We’re seeing an increasing number of false positives relating to BGP sessions across our Cisco router and L3 switch estate. At first I thought they were genuine, but I’ve searched the logs and the sessions are solid and have been up for at least a few weeks, most more than a year. Other than these errors the devices appear stable in LibreNMS.

I’ve optimised the poller and I can see all devices are successfully polled within a window of about 200s. Not sure where to look first so some guidance would be really appreciated.

The issue has occurred across multiple devices including ASR1002, ME3600X.

Thanks in advance

George

Anyone have any thoughts on where I could start with investigating this?

Can you elaborate a bit more verbose of what kind of false positives do you have? What is wrong? technical details? SNMP Polling or Traps?

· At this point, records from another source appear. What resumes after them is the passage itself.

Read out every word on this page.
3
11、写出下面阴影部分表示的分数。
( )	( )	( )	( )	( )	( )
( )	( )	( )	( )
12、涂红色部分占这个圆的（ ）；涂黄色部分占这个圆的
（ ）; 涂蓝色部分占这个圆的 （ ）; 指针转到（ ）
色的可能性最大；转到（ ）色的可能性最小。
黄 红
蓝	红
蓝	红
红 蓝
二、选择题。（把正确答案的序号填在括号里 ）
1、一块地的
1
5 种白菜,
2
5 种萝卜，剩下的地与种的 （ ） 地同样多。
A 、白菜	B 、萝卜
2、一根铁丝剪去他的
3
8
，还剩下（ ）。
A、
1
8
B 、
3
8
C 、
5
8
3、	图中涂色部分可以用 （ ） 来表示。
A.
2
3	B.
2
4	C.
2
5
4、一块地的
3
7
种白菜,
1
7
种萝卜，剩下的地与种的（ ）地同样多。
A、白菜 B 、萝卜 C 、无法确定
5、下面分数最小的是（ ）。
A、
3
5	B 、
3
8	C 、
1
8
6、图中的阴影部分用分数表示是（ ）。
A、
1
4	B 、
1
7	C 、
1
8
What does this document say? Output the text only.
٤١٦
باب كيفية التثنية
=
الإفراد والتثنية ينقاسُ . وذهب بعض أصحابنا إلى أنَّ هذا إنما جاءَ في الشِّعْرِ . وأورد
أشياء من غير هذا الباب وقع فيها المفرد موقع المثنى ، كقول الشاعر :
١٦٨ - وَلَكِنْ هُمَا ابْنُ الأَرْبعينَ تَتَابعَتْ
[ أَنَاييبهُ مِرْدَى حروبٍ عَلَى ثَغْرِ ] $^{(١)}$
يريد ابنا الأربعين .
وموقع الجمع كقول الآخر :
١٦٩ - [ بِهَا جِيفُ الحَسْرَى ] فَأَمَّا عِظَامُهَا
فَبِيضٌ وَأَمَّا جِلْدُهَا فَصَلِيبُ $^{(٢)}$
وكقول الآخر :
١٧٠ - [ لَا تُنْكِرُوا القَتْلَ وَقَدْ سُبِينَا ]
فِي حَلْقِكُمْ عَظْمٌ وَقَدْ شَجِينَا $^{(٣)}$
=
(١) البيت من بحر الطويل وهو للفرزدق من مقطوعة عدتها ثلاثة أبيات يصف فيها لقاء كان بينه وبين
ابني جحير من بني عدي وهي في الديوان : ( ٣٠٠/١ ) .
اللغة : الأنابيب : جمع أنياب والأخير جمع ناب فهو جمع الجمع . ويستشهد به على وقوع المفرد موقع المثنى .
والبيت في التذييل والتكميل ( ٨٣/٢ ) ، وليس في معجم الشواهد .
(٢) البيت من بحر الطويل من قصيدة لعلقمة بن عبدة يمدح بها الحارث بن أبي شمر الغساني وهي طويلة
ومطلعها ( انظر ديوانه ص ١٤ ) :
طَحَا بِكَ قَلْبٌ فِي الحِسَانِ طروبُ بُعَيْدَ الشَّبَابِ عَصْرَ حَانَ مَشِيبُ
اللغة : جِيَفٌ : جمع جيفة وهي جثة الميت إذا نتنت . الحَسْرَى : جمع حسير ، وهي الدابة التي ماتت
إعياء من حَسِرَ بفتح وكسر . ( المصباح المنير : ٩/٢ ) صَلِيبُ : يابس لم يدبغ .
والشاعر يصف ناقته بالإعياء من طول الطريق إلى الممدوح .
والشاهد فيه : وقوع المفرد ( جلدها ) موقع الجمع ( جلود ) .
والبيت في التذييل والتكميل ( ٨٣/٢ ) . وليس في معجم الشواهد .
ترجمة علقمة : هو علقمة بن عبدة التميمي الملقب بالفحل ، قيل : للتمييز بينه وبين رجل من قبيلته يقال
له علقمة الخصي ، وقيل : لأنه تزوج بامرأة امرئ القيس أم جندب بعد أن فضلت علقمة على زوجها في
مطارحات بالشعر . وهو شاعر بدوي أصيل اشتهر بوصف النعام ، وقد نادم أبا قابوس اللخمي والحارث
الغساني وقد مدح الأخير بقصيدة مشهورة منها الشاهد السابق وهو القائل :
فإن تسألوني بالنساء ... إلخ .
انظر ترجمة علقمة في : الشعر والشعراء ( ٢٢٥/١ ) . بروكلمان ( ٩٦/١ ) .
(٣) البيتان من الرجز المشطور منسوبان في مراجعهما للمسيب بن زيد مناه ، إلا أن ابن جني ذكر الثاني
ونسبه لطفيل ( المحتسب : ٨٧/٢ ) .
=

I recently had a case on a 3rd party NMS some mixed IP addresse on recieved SNMP Traps. I hope this is not the case here…

Sure, thanks.

These issues are all based on SNMP polled devices, not traps. We get monitoring alerts that look exactly as if the BGP session has died, happens across multiple monitored devices, and seems to relate to the same peers on the respective devices. On checking the logs of each monitored device there is no corresponding logged drop of the BGP session. The phantom outage usually lasts for a single polling cycle, so after 5 mins the session appears to come back up.

We didn’t used to get any false positives of this type and have been running the server for a long while, so I feel like something has changed, but not really sure where to start looking to understand what or why.